Of course we can also convert nested sequences to arrays and it works exactly the same way.

my_nested_list = [[4, 2, 7, 9], [3, 2, 5, 8]]
my_array = np.array(my_nested_list)


This is the first way to create arrays. Pass a sequence to the np.array constructor. The second way is to use numpy functions to create arrays. One such function is np.zeros.

zeros = np.zeros((3, 4))
np.array([[0., 0., 0., 0.],
[0., 0., 0., 0.],
[0., 0., 0., 0.]])


np. zeros gives us an array where each entry is 0 and it requires one argument: the shape of the array we want to get from it. Here we got an array with three rows and four columns, because we pass it the tuple (3, 4). This function is useful if you know how many values you need (the structure) but you do not know which values should be in there yet. So you can pre-initialize an all zero array and then assign the actual values to the array as you compute them. Another array creation function is called np.arange

arange= np.arange(5, 30, 2)
arange
array([ 5,  7,  9, 11, 13, 15, 17, 19, 21, 23, 25, 27, 29])


np.arange gives us a sequence starting at 5, stopping at 30 (not including 30) and going in steps of 2. This function is very useful to generate sequences that can be used to index into another array. We will learn more about indexing in a future blog post. A function very similar to np.arange is np.linspace.

linspace = np.linspace(5, 29, 13)
linspace
array([ 5.,  7.,  9., 11., 13., 15., 17., 19., 21., 23., 25., 27., 29.])


Instead of taking the step size between values, linspace takes the number of entries in the output array. Also, the final value is inclusive (29 is the final value). Finally the third way to generate numpy arrays is with the np.random module. First, lets look at np.random.randint

randint = np.random.randint(5, 30, (3,4))
array([[26, 17, 26, 24],
[20, 16, 29, 25],
[25, 21, 26, 26]])


This creates an array containing random integers between 5 and 30 (non-inclusive) with 3 rows and 4 columns. If you try this code at home the values of your array will (most probably) look different but the shape should be the same. Finally lets look at np.random.randn

randn = np.random.randn(4,5)  # Random numbers from normal distribution
randn
array([[-2.34229894, -1.43985814, -0.51260701, -2.58213476,  1.61196437],
[-0.69767456, -0.0950676 , -0.22415381, -0.90219875,  0.33513859],
[ 0.56432586, -1.62877834, -0.60056852,  1.37310251, -1.20494281],
[-0.20589457,  1.34870661, -0.89139339, -0.40300812, -0.15703367]])

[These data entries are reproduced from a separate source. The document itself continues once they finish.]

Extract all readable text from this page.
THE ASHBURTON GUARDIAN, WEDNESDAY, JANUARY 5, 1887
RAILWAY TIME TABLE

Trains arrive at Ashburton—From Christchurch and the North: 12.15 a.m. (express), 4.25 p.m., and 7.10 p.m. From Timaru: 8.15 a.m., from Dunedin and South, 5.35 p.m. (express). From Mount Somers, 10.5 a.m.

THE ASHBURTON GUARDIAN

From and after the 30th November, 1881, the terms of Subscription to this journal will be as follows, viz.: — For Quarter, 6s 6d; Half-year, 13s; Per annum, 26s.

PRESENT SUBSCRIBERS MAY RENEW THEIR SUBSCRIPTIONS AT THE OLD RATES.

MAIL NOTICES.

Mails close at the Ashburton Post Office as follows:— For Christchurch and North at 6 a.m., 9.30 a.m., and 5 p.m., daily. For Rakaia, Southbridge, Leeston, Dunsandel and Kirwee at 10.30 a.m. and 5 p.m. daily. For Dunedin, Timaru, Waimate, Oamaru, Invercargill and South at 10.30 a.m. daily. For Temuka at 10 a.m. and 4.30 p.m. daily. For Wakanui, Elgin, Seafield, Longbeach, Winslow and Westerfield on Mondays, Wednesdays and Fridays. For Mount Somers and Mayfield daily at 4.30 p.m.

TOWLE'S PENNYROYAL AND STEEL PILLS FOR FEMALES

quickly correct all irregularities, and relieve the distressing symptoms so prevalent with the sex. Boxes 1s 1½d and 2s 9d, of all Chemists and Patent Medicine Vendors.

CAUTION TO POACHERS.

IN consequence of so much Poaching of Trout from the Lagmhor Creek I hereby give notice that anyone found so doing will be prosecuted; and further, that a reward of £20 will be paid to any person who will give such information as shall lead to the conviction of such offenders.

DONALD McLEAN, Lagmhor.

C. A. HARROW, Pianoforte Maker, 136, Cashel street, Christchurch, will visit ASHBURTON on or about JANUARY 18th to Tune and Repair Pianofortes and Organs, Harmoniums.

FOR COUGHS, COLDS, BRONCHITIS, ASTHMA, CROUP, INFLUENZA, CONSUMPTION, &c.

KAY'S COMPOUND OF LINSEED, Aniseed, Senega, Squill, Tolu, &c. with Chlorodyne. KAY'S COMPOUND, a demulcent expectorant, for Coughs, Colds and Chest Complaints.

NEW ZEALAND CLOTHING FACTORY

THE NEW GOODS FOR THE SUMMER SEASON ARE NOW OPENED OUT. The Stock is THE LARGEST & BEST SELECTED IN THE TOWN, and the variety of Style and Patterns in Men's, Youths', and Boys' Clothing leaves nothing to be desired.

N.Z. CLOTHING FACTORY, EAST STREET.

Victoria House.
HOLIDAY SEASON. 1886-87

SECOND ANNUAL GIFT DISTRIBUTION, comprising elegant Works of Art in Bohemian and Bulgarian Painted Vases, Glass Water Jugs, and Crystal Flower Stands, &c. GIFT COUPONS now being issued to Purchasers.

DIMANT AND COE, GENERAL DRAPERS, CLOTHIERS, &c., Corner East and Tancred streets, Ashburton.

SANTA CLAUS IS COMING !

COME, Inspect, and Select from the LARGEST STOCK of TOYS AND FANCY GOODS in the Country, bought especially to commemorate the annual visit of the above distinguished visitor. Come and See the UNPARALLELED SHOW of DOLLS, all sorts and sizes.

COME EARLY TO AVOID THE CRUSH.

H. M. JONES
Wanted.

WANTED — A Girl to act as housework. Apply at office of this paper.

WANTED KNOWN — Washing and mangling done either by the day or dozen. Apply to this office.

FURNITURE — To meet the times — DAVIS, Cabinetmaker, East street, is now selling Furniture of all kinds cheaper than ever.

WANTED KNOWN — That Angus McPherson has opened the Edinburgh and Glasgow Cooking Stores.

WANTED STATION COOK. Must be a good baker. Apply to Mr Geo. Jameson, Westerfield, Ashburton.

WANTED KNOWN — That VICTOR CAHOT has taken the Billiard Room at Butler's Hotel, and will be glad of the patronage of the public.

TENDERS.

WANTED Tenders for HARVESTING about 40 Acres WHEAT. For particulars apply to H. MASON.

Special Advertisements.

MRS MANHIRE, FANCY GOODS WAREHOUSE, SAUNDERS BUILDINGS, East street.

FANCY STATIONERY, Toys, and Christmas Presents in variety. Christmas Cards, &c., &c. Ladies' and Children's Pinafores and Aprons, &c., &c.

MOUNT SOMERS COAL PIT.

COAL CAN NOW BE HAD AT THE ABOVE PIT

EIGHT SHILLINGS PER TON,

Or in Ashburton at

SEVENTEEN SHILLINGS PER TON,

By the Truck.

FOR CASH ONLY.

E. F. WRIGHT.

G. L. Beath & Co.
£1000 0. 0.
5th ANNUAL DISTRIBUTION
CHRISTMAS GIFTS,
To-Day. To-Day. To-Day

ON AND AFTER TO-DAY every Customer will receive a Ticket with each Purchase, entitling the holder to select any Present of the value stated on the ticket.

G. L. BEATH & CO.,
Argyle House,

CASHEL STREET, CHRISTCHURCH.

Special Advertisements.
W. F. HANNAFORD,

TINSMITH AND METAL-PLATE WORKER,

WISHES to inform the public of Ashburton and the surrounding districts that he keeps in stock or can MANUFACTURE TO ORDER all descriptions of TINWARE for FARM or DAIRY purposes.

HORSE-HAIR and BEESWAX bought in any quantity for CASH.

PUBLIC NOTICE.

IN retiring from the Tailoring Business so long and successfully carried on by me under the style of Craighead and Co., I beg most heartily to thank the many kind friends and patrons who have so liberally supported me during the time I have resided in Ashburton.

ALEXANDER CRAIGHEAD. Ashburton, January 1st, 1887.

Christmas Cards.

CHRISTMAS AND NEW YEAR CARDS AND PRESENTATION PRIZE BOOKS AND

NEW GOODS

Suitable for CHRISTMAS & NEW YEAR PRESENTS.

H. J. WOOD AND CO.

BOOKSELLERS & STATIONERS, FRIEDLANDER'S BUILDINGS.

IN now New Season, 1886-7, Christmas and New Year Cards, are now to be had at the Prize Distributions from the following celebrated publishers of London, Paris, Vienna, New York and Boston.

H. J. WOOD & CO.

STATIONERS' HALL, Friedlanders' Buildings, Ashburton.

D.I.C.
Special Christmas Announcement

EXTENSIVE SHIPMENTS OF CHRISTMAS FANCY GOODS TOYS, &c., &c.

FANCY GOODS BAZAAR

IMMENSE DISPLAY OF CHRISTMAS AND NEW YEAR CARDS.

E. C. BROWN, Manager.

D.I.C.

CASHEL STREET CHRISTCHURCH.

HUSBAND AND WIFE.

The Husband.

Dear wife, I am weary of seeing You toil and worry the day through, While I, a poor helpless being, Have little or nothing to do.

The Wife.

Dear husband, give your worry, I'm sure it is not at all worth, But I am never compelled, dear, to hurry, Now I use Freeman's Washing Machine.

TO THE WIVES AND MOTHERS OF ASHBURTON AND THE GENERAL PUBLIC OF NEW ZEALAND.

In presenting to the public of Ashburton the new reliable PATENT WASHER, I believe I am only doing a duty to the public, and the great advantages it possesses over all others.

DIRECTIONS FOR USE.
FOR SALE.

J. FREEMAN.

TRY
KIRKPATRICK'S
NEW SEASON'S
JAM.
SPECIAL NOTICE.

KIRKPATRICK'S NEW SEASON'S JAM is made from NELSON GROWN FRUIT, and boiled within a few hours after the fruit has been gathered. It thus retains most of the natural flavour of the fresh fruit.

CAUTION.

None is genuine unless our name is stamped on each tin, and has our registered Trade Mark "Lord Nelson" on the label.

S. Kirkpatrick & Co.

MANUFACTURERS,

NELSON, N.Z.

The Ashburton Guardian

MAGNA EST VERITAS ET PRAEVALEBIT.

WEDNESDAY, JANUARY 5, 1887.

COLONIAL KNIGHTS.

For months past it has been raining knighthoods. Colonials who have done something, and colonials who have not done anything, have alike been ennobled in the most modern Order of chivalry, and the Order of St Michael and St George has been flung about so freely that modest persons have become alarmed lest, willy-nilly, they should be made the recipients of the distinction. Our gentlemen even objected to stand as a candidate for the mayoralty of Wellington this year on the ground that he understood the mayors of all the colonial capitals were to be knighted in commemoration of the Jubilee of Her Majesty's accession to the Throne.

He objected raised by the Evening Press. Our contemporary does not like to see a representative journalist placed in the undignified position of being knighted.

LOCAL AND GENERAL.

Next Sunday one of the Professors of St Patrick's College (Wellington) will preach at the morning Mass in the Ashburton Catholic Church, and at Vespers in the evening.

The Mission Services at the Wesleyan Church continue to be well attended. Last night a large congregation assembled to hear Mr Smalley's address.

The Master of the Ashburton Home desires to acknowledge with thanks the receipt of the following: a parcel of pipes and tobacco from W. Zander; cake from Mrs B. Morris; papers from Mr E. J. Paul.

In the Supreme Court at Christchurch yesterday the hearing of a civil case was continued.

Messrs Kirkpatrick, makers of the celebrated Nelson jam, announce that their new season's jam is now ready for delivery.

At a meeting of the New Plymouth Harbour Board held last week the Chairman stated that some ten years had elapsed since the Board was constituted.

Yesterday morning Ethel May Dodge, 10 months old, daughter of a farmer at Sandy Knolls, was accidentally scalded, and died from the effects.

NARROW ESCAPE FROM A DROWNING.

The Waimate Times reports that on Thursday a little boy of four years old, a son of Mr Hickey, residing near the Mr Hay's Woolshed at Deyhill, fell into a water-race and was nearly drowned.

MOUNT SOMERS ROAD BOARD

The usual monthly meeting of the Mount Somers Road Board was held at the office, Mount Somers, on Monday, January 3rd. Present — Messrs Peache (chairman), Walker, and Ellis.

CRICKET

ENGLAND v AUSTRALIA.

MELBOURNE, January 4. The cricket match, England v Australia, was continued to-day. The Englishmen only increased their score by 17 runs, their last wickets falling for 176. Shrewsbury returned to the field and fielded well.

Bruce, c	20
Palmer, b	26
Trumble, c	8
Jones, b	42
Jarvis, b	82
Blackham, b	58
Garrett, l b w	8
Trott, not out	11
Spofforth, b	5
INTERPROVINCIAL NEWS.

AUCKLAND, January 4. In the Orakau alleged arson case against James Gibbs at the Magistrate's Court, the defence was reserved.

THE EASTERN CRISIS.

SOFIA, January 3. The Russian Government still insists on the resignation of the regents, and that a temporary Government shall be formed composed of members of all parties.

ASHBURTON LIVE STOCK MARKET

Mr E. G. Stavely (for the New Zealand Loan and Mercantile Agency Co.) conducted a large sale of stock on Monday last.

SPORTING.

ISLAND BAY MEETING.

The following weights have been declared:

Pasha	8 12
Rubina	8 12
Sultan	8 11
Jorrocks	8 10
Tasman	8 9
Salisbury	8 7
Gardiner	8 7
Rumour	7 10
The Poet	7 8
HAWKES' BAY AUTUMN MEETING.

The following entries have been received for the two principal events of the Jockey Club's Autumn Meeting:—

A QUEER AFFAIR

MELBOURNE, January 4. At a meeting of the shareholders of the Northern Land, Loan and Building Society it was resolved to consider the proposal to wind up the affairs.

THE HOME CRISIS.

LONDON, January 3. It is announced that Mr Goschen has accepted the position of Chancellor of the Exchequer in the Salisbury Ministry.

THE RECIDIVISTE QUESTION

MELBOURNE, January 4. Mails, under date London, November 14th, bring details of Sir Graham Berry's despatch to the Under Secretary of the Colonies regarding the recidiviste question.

np.random.randn gives us an array with numbers randomly drawn from the standard normal distribution, a gaussian distribution with mean of 0 and variance 1. Each argument we pass to the function creates another dimension. In this case we get 4 rows and 5 columns.

Summary

We learned how to create arrays, the central NumPy object. Working with NumPy means to work with arrays and now that we know how to create them we are well prepared to get working. In the next blog post we will take a look at some of the basic arithmetic functions we can perform on arrays and show that they are both more efficient and readable than Python builtin functions.